Why Zebrafish? - Brant Weinstein Lab | NICHD - Eunice Kennedy Shriver National Institute of Child Health and Human Development

Why Zebrafish?

Lateral views of adult male (top) and female (bottom) zebrafish. Zebrafish are small tropical fish native to southeast Asia. They have a unique combination of genetic and experimental embryologic advantages that make them ideal for studying early development, particularly the embryogenesis of the circulatory system:

Genetic accessibility

Adult zebrafish are small (approximately one inch long as adults), have a short generation time (3 months or less), and can lay hundreds of eggs at weekly intervals, making them amenable to large scale mutant screens. Thousands of mutants affecting many different aspects of early development have already been recovered from mutagenesis screens. The ability to collect thousands of progeny from a single pair of adult zebrafish also makes it easy to map mutations and cloned genes to less than 0.1 cM resolution.

Experimental accessibility

Confocal image of "fluorescent granular perithelial cells" (FGPs, in green) adhering to the outside of meningeal blood vessels (in purple) on the brain of a Tg(mrc1a:egfp); Tg(karl:cherry) double-transgenic adult zebrafish. Unlike the embryos of many other vertebrates, externally fertilized zebrafish embryos are accessible to observation and manipulation at all stages of their development. This facilitates experimental techniques such as fate mapping, fluorescent tracer time-lapse lineage analysis, and single cell transplantation. We have pioneered additional novel experimental embryologic methods for studying the circulatory system, including confocal microangiography and multiphoton timelapse imaging of transgenic fish.

Optical transparency

The optical clarity of zebrafish embryos provides perhaps the greatest advantage for studies of vascular development. Every blood vessel in a living embryo can be seen using nothing more than a low-power dissecting microscope. One can easily visually screen for organotypic defects or analyze living embryos at single-cell resolution over long periods of time. The optical clarity and physical accessibility of zebrafish embryos also make this an ideal system to exploit the advantages of transgenic animals expressing fluorescent proteins such as EGFP and RFP/mCherry.

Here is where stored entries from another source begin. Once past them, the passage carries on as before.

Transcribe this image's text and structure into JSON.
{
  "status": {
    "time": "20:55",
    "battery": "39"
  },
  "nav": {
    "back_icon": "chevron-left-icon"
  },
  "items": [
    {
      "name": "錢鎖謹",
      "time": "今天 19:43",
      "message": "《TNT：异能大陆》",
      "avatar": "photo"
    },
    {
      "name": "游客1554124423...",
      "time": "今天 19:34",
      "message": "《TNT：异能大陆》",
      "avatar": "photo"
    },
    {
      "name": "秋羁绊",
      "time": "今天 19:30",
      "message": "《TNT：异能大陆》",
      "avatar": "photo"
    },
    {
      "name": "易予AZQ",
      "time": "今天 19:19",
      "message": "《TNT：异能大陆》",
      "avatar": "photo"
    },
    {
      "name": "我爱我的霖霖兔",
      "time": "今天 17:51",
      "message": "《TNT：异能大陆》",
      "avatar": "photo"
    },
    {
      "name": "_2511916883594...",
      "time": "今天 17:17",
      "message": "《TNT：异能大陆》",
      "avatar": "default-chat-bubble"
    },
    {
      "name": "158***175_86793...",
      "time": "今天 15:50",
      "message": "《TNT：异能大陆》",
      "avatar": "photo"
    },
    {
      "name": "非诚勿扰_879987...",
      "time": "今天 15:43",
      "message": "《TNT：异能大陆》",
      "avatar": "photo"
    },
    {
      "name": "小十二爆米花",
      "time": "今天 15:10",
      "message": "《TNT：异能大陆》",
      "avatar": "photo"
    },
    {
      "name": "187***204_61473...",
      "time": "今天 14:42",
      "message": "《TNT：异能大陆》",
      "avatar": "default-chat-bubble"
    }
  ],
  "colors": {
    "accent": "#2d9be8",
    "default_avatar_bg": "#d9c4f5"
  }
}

IMAGES: (ABOVE) Lateral views of adult male (top) and female (bottom) zebrafish. (BELOW) Confocal image of "fluorescent granular perithelial cells" (FGPs, in green) adhering to the outside of meningeal blood vessels (in purple) on the brain of a Tg(mrc1a:egfp); Tg(karl:cherry) double-transgenic adult zebrafish. The Weinstein lab recently showed that FGPs are unique endothelium-derived perivascular cells with unusual scavenging properties that are likely critical for brain homeostasis. See Venero Galanternik et al. for more details.